Por un lado, desde el punto de vista de la salud, el problema parece afectar especialmente a personas ya muy vulnerables, con edades avanzadas y con patologías asociadas. Aun así, la mortalidad no es elevada y coexistimos con otras enfermedades que causan más mortalidad y que hemos incorporado a lo cotidiano sin reaccionar a ellas. El problema sanitario se encuentra en la rápida expansión del virus, que puede dar lugar a que falten recursos para atender a personas afectadas graves, que en números absolutos van a coincidir en el tiempo y requerir asistencia especializada. Aunque para la mayor parte de la población la infección sea muy leve, al ser muchos los afectados habrá bastantes casos en pocos días con criterios de gravedad que habrá que atender. Las autoridades sanitarias lo saben y por eso insisten en el cuidado extremo entre los profesionales que van a hacer falta en buenas condiciones.

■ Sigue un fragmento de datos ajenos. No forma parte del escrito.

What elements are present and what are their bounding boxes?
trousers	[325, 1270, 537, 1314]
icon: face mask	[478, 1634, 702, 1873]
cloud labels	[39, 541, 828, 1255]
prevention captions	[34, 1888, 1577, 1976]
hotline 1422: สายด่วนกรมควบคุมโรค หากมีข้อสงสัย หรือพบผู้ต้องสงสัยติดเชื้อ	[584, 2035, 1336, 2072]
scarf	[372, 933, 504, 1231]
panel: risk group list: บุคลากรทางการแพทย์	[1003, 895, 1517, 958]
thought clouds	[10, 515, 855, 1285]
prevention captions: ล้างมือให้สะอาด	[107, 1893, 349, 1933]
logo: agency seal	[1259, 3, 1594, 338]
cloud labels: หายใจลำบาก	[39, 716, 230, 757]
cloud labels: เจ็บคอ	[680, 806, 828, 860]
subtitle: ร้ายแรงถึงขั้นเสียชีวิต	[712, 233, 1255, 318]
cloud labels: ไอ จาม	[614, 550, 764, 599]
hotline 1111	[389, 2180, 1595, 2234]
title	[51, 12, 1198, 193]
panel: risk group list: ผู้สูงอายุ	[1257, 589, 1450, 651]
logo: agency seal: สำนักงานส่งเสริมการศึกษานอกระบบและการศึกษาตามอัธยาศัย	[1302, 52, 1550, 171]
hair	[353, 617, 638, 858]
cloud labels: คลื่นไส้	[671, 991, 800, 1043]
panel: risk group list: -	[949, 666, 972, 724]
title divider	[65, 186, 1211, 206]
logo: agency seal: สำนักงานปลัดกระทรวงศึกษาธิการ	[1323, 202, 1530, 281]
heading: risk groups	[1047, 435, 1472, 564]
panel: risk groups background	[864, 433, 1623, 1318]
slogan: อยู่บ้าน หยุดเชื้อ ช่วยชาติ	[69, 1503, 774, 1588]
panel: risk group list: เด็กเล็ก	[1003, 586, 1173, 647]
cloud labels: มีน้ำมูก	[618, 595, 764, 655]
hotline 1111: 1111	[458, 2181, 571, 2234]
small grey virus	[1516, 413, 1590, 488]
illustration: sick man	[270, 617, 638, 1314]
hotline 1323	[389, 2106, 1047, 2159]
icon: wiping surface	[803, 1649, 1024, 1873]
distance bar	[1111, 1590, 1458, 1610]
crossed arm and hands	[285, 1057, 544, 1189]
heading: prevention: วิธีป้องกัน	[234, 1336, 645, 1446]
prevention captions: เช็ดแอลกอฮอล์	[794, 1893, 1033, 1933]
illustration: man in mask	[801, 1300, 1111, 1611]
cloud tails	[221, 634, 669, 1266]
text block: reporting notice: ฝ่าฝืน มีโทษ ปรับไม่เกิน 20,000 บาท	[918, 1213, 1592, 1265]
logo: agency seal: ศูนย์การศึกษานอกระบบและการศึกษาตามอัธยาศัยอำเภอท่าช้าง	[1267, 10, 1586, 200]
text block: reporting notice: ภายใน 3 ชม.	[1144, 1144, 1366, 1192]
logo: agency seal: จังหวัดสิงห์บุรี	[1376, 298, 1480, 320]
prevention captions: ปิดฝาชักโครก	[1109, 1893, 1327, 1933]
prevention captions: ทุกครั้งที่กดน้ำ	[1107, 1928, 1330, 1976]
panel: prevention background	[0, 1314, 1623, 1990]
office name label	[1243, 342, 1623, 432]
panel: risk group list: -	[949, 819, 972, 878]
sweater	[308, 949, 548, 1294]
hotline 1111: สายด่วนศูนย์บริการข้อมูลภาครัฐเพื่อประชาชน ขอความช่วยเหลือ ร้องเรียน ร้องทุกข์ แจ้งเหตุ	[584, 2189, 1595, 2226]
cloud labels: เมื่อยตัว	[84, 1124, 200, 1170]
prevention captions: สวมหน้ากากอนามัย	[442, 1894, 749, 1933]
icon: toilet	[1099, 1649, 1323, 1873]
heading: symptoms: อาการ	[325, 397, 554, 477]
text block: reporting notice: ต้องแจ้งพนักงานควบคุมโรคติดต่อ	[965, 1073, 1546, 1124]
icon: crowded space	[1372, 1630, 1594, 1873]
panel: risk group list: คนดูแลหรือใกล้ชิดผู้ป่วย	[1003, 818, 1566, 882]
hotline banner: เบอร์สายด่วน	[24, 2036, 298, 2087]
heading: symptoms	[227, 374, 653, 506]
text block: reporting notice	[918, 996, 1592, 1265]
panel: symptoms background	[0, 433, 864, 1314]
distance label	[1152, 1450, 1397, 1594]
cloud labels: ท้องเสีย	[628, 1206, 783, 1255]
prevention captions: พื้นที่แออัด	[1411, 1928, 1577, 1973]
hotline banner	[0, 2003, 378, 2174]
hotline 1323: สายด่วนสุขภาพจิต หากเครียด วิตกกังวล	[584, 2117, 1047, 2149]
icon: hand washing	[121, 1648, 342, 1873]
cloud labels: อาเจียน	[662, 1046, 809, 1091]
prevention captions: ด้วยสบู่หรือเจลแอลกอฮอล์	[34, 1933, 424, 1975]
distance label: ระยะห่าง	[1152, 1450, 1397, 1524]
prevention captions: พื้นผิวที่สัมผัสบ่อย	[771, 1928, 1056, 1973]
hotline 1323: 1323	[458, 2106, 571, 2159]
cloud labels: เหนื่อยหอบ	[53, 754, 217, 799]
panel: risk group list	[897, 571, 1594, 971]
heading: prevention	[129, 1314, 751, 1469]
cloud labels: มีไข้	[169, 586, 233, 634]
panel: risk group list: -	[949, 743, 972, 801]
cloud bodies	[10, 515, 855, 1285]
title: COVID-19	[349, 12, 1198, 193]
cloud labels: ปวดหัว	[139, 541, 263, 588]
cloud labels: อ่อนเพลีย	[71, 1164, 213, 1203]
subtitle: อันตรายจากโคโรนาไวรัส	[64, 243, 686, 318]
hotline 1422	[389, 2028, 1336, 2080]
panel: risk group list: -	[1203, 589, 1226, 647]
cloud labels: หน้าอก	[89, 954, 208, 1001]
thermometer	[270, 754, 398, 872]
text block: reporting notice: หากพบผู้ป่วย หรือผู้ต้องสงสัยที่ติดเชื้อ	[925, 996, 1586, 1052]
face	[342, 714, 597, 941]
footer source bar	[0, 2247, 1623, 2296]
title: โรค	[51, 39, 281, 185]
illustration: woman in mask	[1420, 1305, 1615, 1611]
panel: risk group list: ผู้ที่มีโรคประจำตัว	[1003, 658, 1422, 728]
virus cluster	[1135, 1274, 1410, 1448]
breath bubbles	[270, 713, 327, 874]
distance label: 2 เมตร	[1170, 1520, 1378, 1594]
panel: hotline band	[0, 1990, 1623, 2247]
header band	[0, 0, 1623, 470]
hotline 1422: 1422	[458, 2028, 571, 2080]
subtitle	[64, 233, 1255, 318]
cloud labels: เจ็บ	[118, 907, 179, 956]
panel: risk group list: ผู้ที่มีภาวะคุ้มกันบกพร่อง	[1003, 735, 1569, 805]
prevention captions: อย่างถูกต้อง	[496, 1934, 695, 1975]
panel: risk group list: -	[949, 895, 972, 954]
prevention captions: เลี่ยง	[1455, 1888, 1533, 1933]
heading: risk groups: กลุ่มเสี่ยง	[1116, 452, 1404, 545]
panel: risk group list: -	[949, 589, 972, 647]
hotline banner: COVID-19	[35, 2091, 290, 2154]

Otros aspectos preocupantes de esta situación tienen que ver con las otras dimensiones del ser humano que se ven afectadas. A nivel social es evidente que el miedo es incluso más contagioso que el propio virus y pone en evidencia los aspectos más primarios del ser humano. Está bien que ese miedo nos haga reflexionar sobre nuestra fragilidad. Sin embargo, si nos atrapa, nos puede hacer luchar contra nuestros fantasmas y reaccionar contra ellos. Por esta vía comienzan a aparecer prejuicios contra personas de China o de Italia o de Torrejón. Aparecen movimientos de compra compulsiva y, lo peor de todo, la incorporación de la angustia por lo que tememos que nos pase, considerando siempre la peor opción. Hay un daño intangible en la desconfianza que aparece y eso no lo remedia buscar la seguridad en la huida ni en el control irracional. No hay donde esconderse y por más que se controle no alcanzaremos la seguridad.
En momentos así, quizás merezca la pena conectar con otra dimensión de los seres humanos, reconociendo nuestra vulnerabilidad, la incertidumbre característica de la vida y nuestro instinto de supervivencia y a partir de la experiencia de esta crisis explorar las cualidades que llevamos dentro. Lo bueno de una crisis es que nos hace a todos iguales, como se ve, borra las fronteras, las geográficas y las de la piel, y nos da la oportunidad de colaborar solidariamente y modificar lo que hasta hace un rato era lo más importante.
La crisis pasará, ojalá lo que quede nos haga más humildes y conectados con los valores esenciales que llevamos dentro. El virus se quedará con nosotros. Puede que nos sirva, en el futuro, para recordarnos nuestra fragilidad y que, más allá del susto por lo que podemos perder, sepamos agradecer todo lo que tenemos para disfrutar.